A maudlin communication towards the Dead histories of Coloured South African heritage and culture is measurable by the wooden floor board, which informs itself as the ‘barrier’ idea between life and death. There are intentional missing links within this piece: which is why it might have an experiential feeling of incompleteness. This is the expression. Symbolism of Death and the fragmentation of Coloured South African rooted culture, is very much a focal product of this piece.

This expression is in response to the reputation of South African Coloured peoples’ histories and heritage lacking representation. This linage of representation is responsible by the historic Western hegemonic ruling of the Dutch and English in South Africa from the early 1600s – 1900s. Essentially this means that Coloured South Africans, historically, are culturally forced in various ways, to conform to the Western/ Eurocentric knowledge system – the hegemonic – which has been enforced onto them. The progression of this cultural assimilation and socio-cultural  imperialism drastically forced the minority groups to lose their cultures and traditions.

Mbembe describes this procedure as the State of exception. A procedure in which Colonisation is immune to law; instead embodies itself as a form of seizure and delimitation. Thus, the Colonising entity enforces control over geographical areas of which it doesn’t originally belong to. Colonialism enforces a spatial occupation, which relegates the colonised into a “third zone between subjecthood and objecthood”.

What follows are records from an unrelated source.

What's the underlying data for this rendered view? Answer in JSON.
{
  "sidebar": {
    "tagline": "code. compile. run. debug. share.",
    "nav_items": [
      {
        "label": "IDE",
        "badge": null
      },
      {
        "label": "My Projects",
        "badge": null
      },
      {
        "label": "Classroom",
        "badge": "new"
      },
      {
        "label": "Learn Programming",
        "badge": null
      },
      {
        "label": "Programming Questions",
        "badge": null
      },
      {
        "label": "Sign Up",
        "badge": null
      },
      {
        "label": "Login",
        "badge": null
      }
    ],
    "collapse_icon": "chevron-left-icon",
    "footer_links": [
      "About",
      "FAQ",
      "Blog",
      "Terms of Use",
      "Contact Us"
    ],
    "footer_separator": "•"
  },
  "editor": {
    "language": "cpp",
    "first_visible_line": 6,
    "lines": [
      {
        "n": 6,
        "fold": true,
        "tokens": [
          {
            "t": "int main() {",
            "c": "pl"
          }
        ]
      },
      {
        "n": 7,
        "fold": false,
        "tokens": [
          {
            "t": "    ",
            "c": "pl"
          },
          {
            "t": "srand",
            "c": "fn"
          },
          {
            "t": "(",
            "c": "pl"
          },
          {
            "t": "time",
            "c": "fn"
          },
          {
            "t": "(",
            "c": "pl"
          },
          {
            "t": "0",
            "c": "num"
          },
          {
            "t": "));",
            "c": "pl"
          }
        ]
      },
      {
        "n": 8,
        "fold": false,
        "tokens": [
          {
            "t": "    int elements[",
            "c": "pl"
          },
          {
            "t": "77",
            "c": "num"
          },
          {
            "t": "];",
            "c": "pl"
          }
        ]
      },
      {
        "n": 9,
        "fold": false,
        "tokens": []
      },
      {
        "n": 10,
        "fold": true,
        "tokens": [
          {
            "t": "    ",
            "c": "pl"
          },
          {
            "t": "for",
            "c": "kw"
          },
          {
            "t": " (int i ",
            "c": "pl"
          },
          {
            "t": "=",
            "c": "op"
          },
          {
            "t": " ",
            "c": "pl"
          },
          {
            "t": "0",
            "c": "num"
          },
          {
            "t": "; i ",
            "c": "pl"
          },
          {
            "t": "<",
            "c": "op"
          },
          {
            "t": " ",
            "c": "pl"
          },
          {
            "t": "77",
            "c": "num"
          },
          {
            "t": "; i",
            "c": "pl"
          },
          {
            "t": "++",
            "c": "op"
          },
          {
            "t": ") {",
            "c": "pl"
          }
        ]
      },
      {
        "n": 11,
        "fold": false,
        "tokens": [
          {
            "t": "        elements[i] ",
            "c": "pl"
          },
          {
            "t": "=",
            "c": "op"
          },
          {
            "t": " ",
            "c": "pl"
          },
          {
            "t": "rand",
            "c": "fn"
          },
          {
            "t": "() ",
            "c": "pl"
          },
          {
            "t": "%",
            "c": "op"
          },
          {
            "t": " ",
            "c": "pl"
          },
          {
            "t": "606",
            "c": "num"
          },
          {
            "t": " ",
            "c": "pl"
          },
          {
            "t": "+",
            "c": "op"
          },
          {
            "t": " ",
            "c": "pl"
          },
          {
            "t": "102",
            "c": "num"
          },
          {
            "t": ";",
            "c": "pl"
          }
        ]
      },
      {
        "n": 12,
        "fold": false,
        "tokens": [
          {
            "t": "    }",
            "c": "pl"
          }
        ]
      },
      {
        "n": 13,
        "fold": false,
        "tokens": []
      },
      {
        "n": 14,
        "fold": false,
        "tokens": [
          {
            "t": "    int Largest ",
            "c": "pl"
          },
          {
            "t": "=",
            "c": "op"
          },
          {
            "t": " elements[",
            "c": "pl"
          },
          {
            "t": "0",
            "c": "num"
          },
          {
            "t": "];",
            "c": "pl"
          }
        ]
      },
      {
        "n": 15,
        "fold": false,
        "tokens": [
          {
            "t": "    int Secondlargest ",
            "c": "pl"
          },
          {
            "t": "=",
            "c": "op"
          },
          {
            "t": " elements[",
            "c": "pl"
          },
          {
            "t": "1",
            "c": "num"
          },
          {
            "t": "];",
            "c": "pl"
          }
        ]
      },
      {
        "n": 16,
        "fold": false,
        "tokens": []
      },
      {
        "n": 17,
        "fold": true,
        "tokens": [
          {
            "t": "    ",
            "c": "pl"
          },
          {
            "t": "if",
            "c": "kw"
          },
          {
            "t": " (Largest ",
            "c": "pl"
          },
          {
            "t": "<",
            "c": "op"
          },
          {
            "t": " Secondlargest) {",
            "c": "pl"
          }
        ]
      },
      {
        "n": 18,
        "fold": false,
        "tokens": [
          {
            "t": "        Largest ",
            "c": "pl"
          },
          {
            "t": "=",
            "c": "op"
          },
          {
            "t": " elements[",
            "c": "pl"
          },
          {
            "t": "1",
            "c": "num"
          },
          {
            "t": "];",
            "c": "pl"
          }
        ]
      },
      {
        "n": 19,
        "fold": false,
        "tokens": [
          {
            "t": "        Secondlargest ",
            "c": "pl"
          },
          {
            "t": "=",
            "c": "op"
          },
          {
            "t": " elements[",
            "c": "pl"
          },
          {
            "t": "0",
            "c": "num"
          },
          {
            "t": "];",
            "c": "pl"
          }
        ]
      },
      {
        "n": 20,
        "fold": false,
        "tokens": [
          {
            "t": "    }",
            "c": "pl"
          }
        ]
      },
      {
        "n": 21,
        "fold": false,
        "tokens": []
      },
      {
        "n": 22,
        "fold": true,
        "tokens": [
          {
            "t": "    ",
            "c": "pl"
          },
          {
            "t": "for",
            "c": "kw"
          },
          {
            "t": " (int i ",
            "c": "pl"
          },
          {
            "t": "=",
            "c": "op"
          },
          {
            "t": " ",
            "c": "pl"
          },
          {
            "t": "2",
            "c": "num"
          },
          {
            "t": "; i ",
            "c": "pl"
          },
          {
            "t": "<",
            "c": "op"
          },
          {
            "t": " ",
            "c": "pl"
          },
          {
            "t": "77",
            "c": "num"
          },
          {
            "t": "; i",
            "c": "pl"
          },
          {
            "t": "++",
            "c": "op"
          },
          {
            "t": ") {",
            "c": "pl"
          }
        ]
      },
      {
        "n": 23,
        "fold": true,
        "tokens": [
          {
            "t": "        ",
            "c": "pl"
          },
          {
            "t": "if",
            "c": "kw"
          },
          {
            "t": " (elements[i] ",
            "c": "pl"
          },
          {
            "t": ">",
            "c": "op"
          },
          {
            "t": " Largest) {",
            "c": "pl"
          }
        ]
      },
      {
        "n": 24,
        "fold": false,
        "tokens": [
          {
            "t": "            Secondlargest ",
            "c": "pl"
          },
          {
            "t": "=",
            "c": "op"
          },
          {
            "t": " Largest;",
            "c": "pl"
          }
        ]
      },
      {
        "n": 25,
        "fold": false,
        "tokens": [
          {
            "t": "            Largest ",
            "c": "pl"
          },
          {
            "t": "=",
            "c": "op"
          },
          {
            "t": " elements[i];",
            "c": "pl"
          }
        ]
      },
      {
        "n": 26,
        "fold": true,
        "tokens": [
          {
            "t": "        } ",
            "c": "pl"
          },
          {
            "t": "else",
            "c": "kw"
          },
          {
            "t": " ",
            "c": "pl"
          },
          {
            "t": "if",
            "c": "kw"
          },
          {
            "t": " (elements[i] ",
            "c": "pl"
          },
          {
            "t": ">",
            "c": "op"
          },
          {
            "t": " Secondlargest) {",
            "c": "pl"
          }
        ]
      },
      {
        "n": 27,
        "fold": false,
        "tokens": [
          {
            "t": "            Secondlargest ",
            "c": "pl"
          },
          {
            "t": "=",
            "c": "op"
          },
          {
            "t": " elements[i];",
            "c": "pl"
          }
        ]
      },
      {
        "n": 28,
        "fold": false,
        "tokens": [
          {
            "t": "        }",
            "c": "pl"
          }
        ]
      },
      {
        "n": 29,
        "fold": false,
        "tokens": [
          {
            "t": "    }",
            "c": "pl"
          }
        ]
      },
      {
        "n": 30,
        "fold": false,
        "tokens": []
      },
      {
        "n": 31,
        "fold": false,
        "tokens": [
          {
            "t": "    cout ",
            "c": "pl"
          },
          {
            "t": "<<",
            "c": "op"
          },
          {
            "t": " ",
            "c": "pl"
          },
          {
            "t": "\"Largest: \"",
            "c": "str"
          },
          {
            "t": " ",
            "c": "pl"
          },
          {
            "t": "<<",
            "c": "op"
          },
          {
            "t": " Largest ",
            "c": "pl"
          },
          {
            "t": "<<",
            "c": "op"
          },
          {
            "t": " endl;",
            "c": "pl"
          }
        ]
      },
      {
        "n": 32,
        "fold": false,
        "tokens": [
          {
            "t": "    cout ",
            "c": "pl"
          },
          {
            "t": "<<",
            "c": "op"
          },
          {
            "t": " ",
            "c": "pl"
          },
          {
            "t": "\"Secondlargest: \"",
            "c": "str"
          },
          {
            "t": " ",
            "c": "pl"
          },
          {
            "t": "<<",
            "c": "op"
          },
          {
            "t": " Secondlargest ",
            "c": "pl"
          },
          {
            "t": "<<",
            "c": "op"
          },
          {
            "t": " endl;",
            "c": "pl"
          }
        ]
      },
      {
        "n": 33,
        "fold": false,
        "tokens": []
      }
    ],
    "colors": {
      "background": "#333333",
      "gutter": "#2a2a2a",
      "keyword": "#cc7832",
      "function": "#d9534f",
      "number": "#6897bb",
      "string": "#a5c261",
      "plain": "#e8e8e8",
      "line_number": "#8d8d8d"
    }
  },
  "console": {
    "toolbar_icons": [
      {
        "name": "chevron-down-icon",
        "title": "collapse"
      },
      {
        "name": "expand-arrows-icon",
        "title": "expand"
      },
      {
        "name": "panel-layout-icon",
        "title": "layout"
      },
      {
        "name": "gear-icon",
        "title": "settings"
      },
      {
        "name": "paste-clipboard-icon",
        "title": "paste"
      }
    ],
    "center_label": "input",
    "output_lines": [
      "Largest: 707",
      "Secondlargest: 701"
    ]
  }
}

This procedure, historically, is enforced at a National level. Its affect is Cultural assimilation to Western knowledge systems/ the indoctrination of the colonised to lose their birth/ native cultural identity. Fragments of cultural identities remain and remind; documentation is never encouraged – usually is denied. The encouragement is in fact a prevention of the colonised in developing self-identity of their own, the colonising forcibly and intentionally create what Mbembe called Death worlds, by method of The state of exception.

This addresses the inevitable consequence of, historically colonised, Coloured South Africans’ history/ heritage/ lives/ contribution having always been limited and easily considered for erasure.

This piece is poetic to acknowledge these circumstances and is commemorate to the lives of Coloured peoples of past generations, who were forced to experience this turmoil.